Hey ‘American Crime,’ why so serious?

When “American Crime” debuted a year ago, I was as impressed by creator John Ridley's ambition in what he was trying to accomplish with the anthology miniseries' first season as I was skeptical about his ability to execute certain aspects of his vision. Still, there was enough there to admire – committed performances (by Timothy Hutton, Felicity Huffman, Regina King, W. Earl Brown, and more), gorgeous direction and cinematography, a willingness to incorporate difficult social issues into a network drama – that I expected to see it through to the end.

But admiring something and enjoying it are two different things, and after watching one episode past the initial batch that ABC had made available to critics before the season, I kept letting “American Crime” slide further and further down my to-do list, even during (relatively) slower periods later in the year. The thought of returning to it felt like homework, and when there were so many other dramas just as high-minded, but more genuinely entertaining week to week, it became an easy one to put aside.

One of the advantages of the anthology mini format, though, is that you can jump into a new season without having finished the old one. I watched the first four hours of “American Crime” season 2 (it debuts tonight at 10), curious to see what kind of story Ridley aimed to tell this time, what sorts of roles he might use returning actors like Hutton, Hoffman, and King in, and whether he modulated any of the things that most put me off of the first go-around.

Ultimately, though, the experience was the same: I found the new season absorbing in fits and starts, but ultimately so didactic and, especially, humorless that I'm probably comfortable leaving the story – and the series – here.

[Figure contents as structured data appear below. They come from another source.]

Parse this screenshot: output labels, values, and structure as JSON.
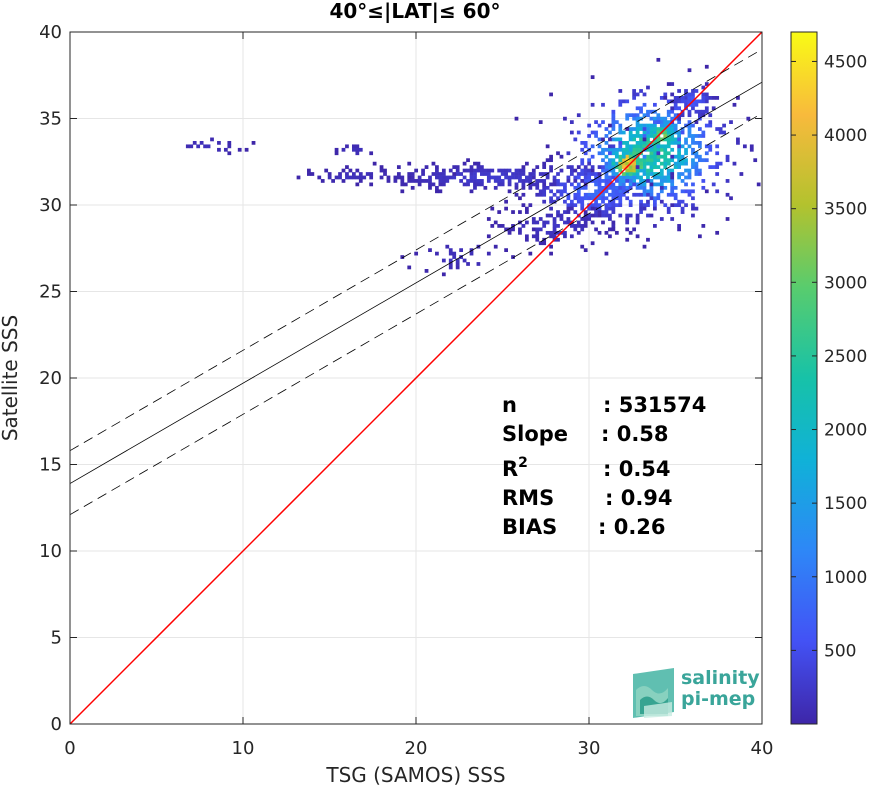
{
  "chart_data": {
    "type": "heatmap",
    "title": "40°≤|LAT|≤ 60°",
    "xlabel": "TSG (SAMOS) SSS",
    "ylabel": "Satellite SSS",
    "xlim": [
      0,
      40
    ],
    "ylim": [
      0,
      40
    ],
    "xticks": [
      "0",
      "10",
      "20",
      "30",
      "40"
    ],
    "yticks": [
      "0",
      "5",
      "10",
      "15",
      "20",
      "25",
      "30",
      "35",
      "40"
    ],
    "grid": true,
    "colorbar": {
      "range": [
        0,
        4700
      ],
      "ticks": [
        "500",
        "1000",
        "1500",
        "2000",
        "2500",
        "3000",
        "3500",
        "4000",
        "4500"
      ],
      "colormap": [
        "#3e26a8",
        "#4352f5",
        "#2e87f7",
        "#10b1d8",
        "#17c2a8",
        "#58cc6e",
        "#b3c22e",
        "#f8ba3c",
        "#f9fb15"
      ]
    },
    "lines": {
      "identity": {
        "x": [
          0,
          40
        ],
        "y": [
          0,
          40
        ],
        "color": "#ff0000"
      },
      "regression": {
        "intercept": 13.9,
        "slope": 0.58,
        "color": "#000000"
      },
      "regression_upper": {
        "intercept": 15.8,
        "slope": 0.58,
        "style": "dashed"
      },
      "regression_lower": {
        "intercept": 12.1,
        "slope": 0.58,
        "style": "dashed"
      }
    },
    "density_clusters": [
      {
        "cx": 33.5,
        "cy": 33.0,
        "sx": 2.2,
        "sy": 1.7,
        "peak": 0.6,
        "n": 700
      },
      {
        "cx": 32.3,
        "cy": 32.4,
        "sx": 0.7,
        "sy": 0.6,
        "peak": 1.0,
        "n": 160
      },
      {
        "cx": 34.2,
        "cy": 34.0,
        "sx": 0.6,
        "sy": 0.5,
        "peak": 0.75,
        "n": 90
      },
      {
        "cx": 30.5,
        "cy": 30.8,
        "sx": 2.0,
        "sy": 0.9,
        "peak": 0.2,
        "n": 320
      },
      {
        "cx": 24.5,
        "cy": 31.6,
        "sx": 3.3,
        "sy": 0.4,
        "peak": 0.07,
        "n": 260
      },
      {
        "cx": 28.0,
        "cy": 28.8,
        "sx": 1.8,
        "sy": 0.6,
        "peak": 0.05,
        "n": 120
      },
      {
        "cx": 16.5,
        "cy": 31.7,
        "sx": 1.5,
        "sy": 0.2,
        "peak": 0.04,
        "n": 50
      },
      {
        "cx": 8.0,
        "cy": 33.4,
        "sx": 1.0,
        "sy": 0.25,
        "peak": 0.04,
        "n": 20
      },
      {
        "cx": 16.5,
        "cy": 33.2,
        "sx": 0.6,
        "sy": 0.15,
        "peak": 0.04,
        "n": 14
      },
      {
        "cx": 36.0,
        "cy": 36.0,
        "sx": 0.7,
        "sy": 0.6,
        "peak": 0.15,
        "n": 60
      },
      {
        "cx": 22.5,
        "cy": 27.0,
        "sx": 1.5,
        "sy": 0.5,
        "peak": 0.04,
        "n": 30
      }
    ]
  },
  "stats": {
    "n_label": "n",
    "n_value": ": 531574",
    "slope_label": "Slope",
    "slope_value": ": 0.58",
    "r2_label": "R",
    "r2_sup": "2",
    "r2_value": ": 0.54",
    "rms_label": "RMS",
    "rms_value": ": 0.94",
    "bias_label": "BIAS",
    "bias_value": ": 0.26"
  },
  "logo": {
    "line1": "salinity",
    "line2": "pi-mep"
  }
}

The new story revolves around an accusation of rape against a basketball player, and possibly players, at an elite private school, with the scope constantly shifting and evolving as new information comes to light. In the new version, Huffman is a school administrator, Hutton the basketball coach (and Hope Davis his wife), King the wealthy and powerful mother of one of the players (and Andre Benjamin her husband), while fellow season 1 returnees Lili Taylor and Elvis Nolasco play, respectively, a working-class single mom whose son attends the school on scholarship, and a teacher at a nearby public high school frustrated by the resources he has versus what some of the parents have dubbed the “segregation academy” that Huffman runs.

So once again there are issues of race and class coming to a quick boil, but now with teen sexuality, sexual identity and other topics thrown in. And Ridley has done interesting things in terms of how he's recast the returning actors, so that at first glimpse they appear to be doing 180-degree turns from the previous role – say, Huffman as a polished spokeswoman for the elite, rather than the bitter woman telling tales of life in public housing – before unexpected commonalities appear. It's not spoiling much, for instance, to say that Huffman's character once again becomes one of the most unpleasant characters on television in short order, just in a more presentable package. The school setting also creates more connectivity between the characters, who are linked even before the rape accusations go public.

Still, the series is relentlessly grim in a way that seems better suited to the short-term commitment of a movie than to devoting 10 hours (whether all at once or over many weeks) to watching a season of TV. (And it's so clinically detached that the darkness of it all doesn't even feel cathartic.) And Ridley, who won an Oscar for his “12 Years a Slave” script, has turned out to be a much stronger director than writer, not only getting bracing and committed performances from his talented actors, but showing a real eye for how to convey certain themes visually, in a manner that's more effective than some of the blunt-force dialogue. (To make sure we understand the skewed sexual attitudes of the teen characters, for instance, we get one of the boys admiring a photo of a girl and declaring, “I so wanna rape that!”)

Once again, “American Crime” is a show that's beautiful to look at, uses a superb cast well, and doesn't flinch from confronting difficult issues. I applaud its continued existence, especially on a broadcast network like ABC. I'm just okay not watching any more of it.